Bonus track: Though Merton loved music, I don’t have a Merton-themed musical tie-in today. But sticking with the seeing-clearly motif, this seems as good an opportunity as any to spring one of my favorites on you: Susan Tedeschi and her guitar-hero husband, Derek Trucks, along with Warren Haynes, singing Etta James’s “I’d Rather Go Blind” at the White House. Love Obama or hate him (I was never a fan), but at least he has good taste in music. Pay special attention around the 2:40 mark, where Trucks makes his slide guitar sing like heavenly hosts.

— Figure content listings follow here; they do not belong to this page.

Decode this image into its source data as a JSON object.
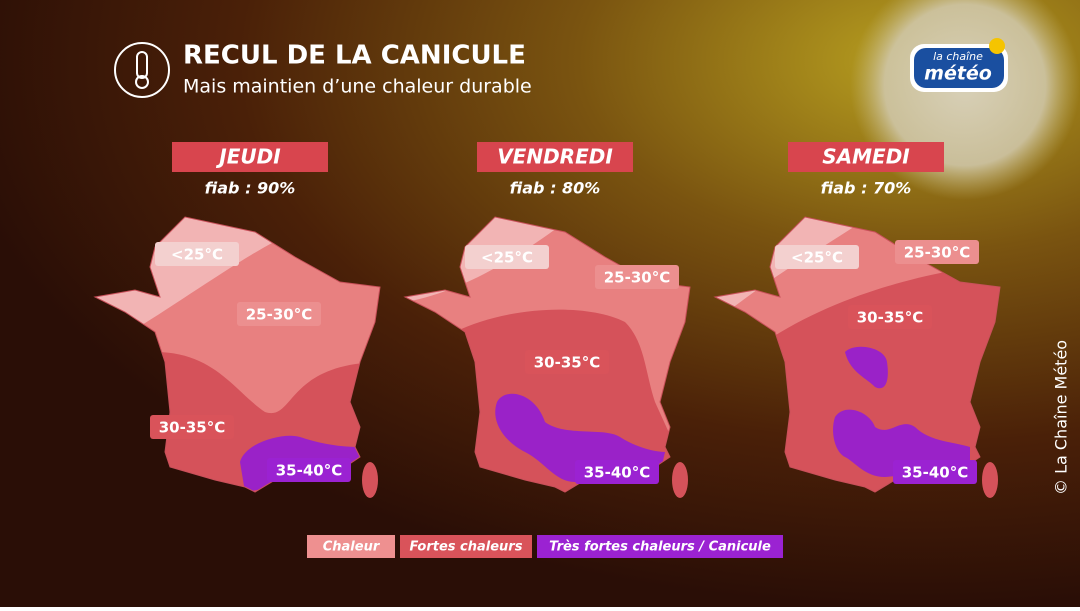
{
  "header": {
    "title": "RECUL DE LA CANICULE",
    "subtitle": "Mais maintien d’une chaleur durable"
  },
  "logo": {
    "line1": "la chaîne",
    "line2": "météo"
  },
  "maps": [
    {
      "day": "JEUDI",
      "reliability": "fiab : 90%",
      "labels": [
        "<25°C",
        "25-30°C",
        "30-35°C",
        "35-40°C"
      ]
    },
    {
      "day": "VENDREDI",
      "reliability": "fiab : 80%",
      "labels": [
        "<25°C",
        "25-30°C",
        "30-35°C",
        "35-40°C"
      ]
    },
    {
      "day": "SAMEDI",
      "reliability": "fiab : 70%",
      "labels": [
        "<25°C",
        "25-30°C",
        "30-35°C",
        "35-40°C"
      ]
    }
  ],
  "legend": [
    "Chaleur",
    "Fortes chaleurs",
    "Très fortes chaleurs / Canicule"
  ],
  "credit": "© La Chaîne Météo"
}
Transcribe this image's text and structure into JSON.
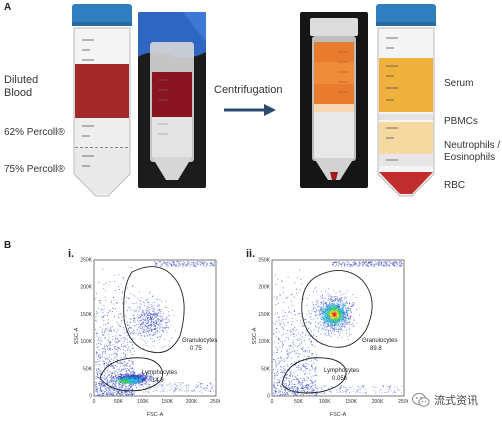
{
  "panel_a": {
    "letter": "A",
    "labels": {
      "diluted_blood": "Diluted\nBlood",
      "percoll62": "62% Percoll®",
      "percoll75": "75% Percoll®",
      "centrifugation": "Centrifugation",
      "serum": "Serum",
      "pbmcs": "PBMCs",
      "neutrophils": "Neutrophils /\nEosinophils",
      "rbc": "RBC"
    },
    "colors": {
      "cap": "#2f7fc0",
      "blood": "#a3282a",
      "serum": "#f0b13c",
      "neutro": "#f5d9a0",
      "rbc": "#c22d2d",
      "arrow": "#2b4a6e"
    }
  },
  "panel_b": {
    "letter": "B",
    "plots": [
      {
        "id": "i",
        "label": "i.",
        "xlabel": "FSC-A",
        "ylabel": "SSC-A",
        "xticks": [
          "0",
          "50K",
          "100K",
          "150K",
          "200K",
          "250K"
        ],
        "yticks": [
          "0",
          "50K",
          "100K",
          "150K",
          "200K",
          "250K"
        ],
        "gates": [
          {
            "name": "Granulocytes",
            "value": "0.75"
          },
          {
            "name": "Lymphocytes",
            "value": "14.8"
          }
        ]
      },
      {
        "id": "ii",
        "label": "ii.",
        "xlabel": "FSC-A",
        "ylabel": "SSC-A",
        "xticks": [
          "0",
          "50K",
          "100K",
          "150K",
          "200K",
          "250K"
        ],
        "yticks": [
          "0",
          "50K",
          "100K",
          "150K",
          "200K",
          "250K"
        ],
        "gates": [
          {
            "name": "Granulocytes",
            "value": "89.8"
          },
          {
            "name": "Lymphocytes",
            "value": "0.056"
          }
        ]
      }
    ]
  },
  "watermark": {
    "text": "流式资讯",
    "icon": "wechat-icon"
  }
}
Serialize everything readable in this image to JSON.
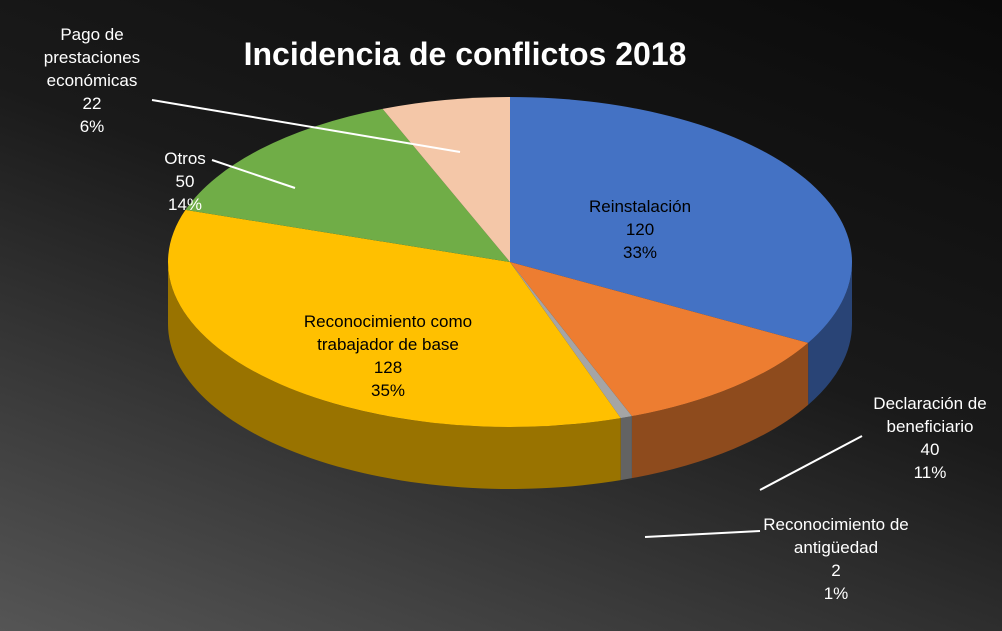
{
  "chart_data": {
    "type": "pie",
    "title": "Incidencia de conflictos 2018",
    "categories": [
      "Reinstalación",
      "Declaración de beneficiario",
      "Reconocimiento de antigüedad",
      "Reconocimiento como trabajador de base",
      "Otros",
      "Pago de prestaciones económicas"
    ],
    "values": [
      120,
      40,
      2,
      128,
      50,
      22
    ],
    "percent_labels": [
      "33%",
      "11%",
      "1%",
      "35%",
      "14%",
      "6%"
    ],
    "colors": [
      "#4472c4",
      "#ed7d31",
      "#a5a5a5",
      "#ffc000",
      "#70ad47",
      "#f4c7a8"
    ]
  }
}
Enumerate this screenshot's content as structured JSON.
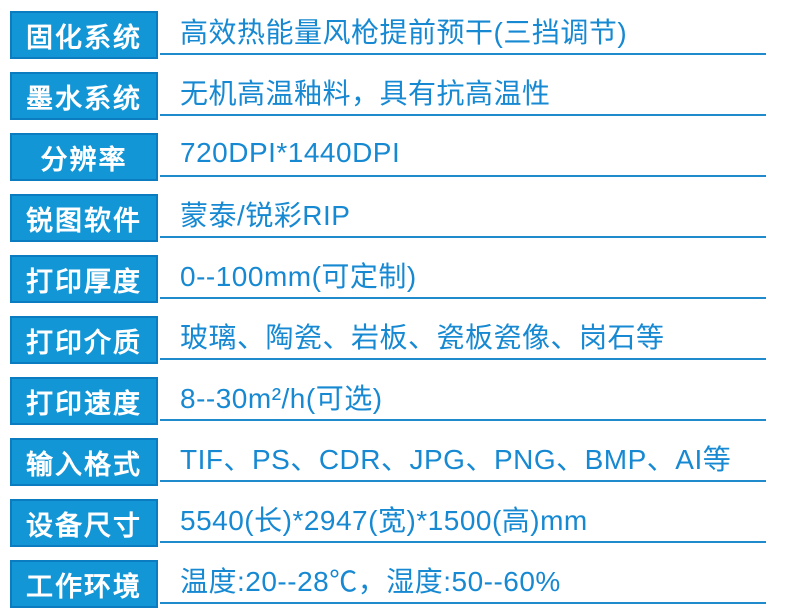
{
  "colors": {
    "box-fill": "#1396d6",
    "box-border": "#0b7cc0",
    "text-blue": "#1689d2",
    "line-blue": "#1f8bcd"
  },
  "spec_table": {
    "rows": [
      {
        "label": "固化系统",
        "value": "高效热能量风枪提前预干(三挡调节)"
      },
      {
        "label": "墨水系统",
        "value": "无机高温釉料，具有抗高温性"
      },
      {
        "label": "分辨率",
        "value": "720DPI*1440DPI"
      },
      {
        "label": "锐图软件",
        "value": "蒙泰/锐彩RIP"
      },
      {
        "label": "打印厚度",
        "value": "0--100mm(可定制)"
      },
      {
        "label": "打印介质",
        "value": "玻璃、陶瓷、岩板、瓷板瓷像、岗石等"
      },
      {
        "label": "打印速度",
        "value": "8--30m²/h(可选)"
      },
      {
        "label": "输入格式",
        "value": "TIF、PS、CDR、JPG、PNG、BMP、AI等"
      },
      {
        "label": "设备尺寸",
        "value": "5540(长)*2947(宽)*1500(高)mm"
      },
      {
        "label": "工作环境",
        "value": "温度:20--28℃，湿度:50--60%"
      }
    ]
  }
}
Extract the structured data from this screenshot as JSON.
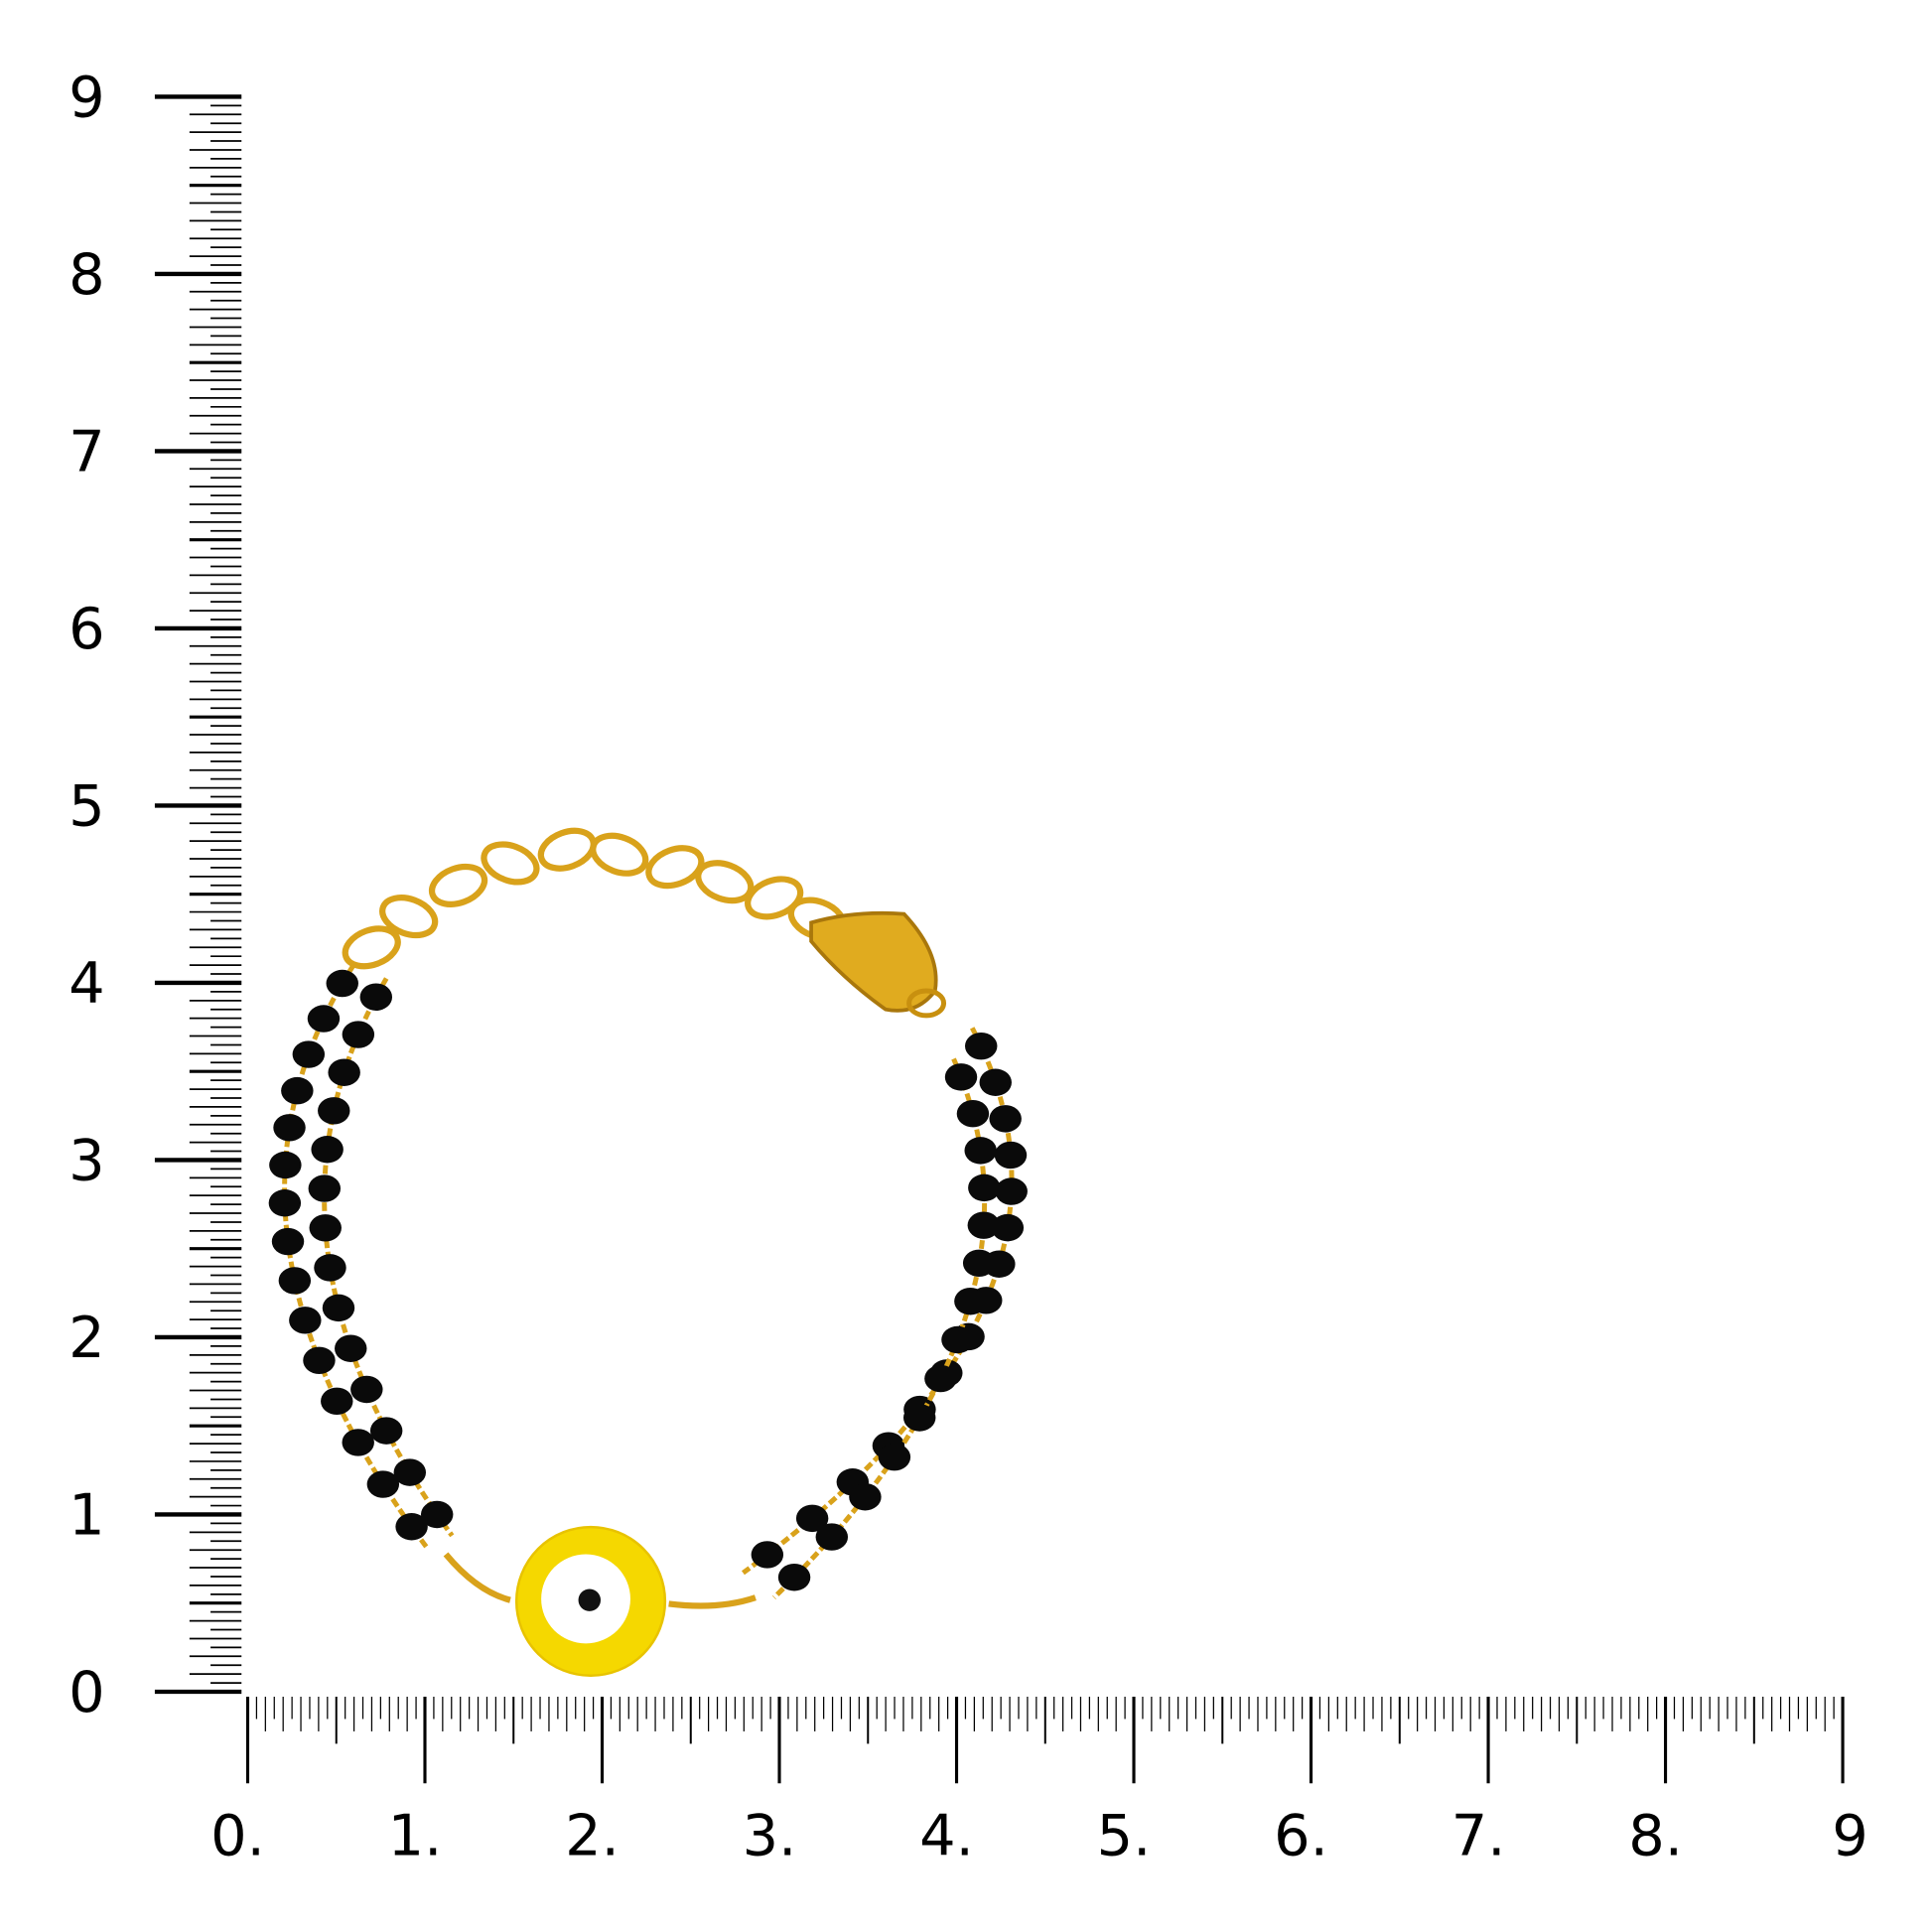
{
  "rulers": {
    "vertical_labels": [
      "0",
      "1",
      "2",
      "3",
      "4",
      "5",
      "6",
      "7",
      "8",
      "9"
    ],
    "horizontal_labels": [
      "0.",
      "1.",
      "2.",
      "3.",
      "4.",
      "5.",
      "6.",
      "7.",
      "8.",
      "9"
    ],
    "subdivisions_per_unit": 20
  },
  "product": {
    "name": "black bead bracelet with yellow evil eye charm",
    "colors": {
      "gold": "#d9a21b",
      "bead": "#0a0a0a",
      "eye_outer": "#f5d800",
      "eye_inner": "#ffffff",
      "pupil": "#111111"
    }
  }
}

Everyone has there personal strategy for coping with the issues identified in this wonderful piece. Many of these comments communicate some successful approaches. For me, I simply manage my information/communication diet very closely. I do not use twitter, facebook, etc. as I find more noise than signal in those channels. I also severely limit my intake of "opinion" outlets to those that do not appear to be rage pornographers. I rarely post comments, on-line, as most of these "communities" serve as outlets for the embittered and illogical. I see very little value added. I spend almost no time in the "virtual" world. I share this information in the spirit of one who has learned from each of you and Matt. I also want to assert that it is possible to find happiness, as some others of you have. Maybe, one of you might find something of value in what I have posted. Or not. I could be the biblical banging gong. I am happy either way.
Yes Matt, love, mercy and grace. God extends to us these precious gifts if we will only humble ourselves. In turn we are to extend to others these same gifts. Others may not deserve them but neither do I.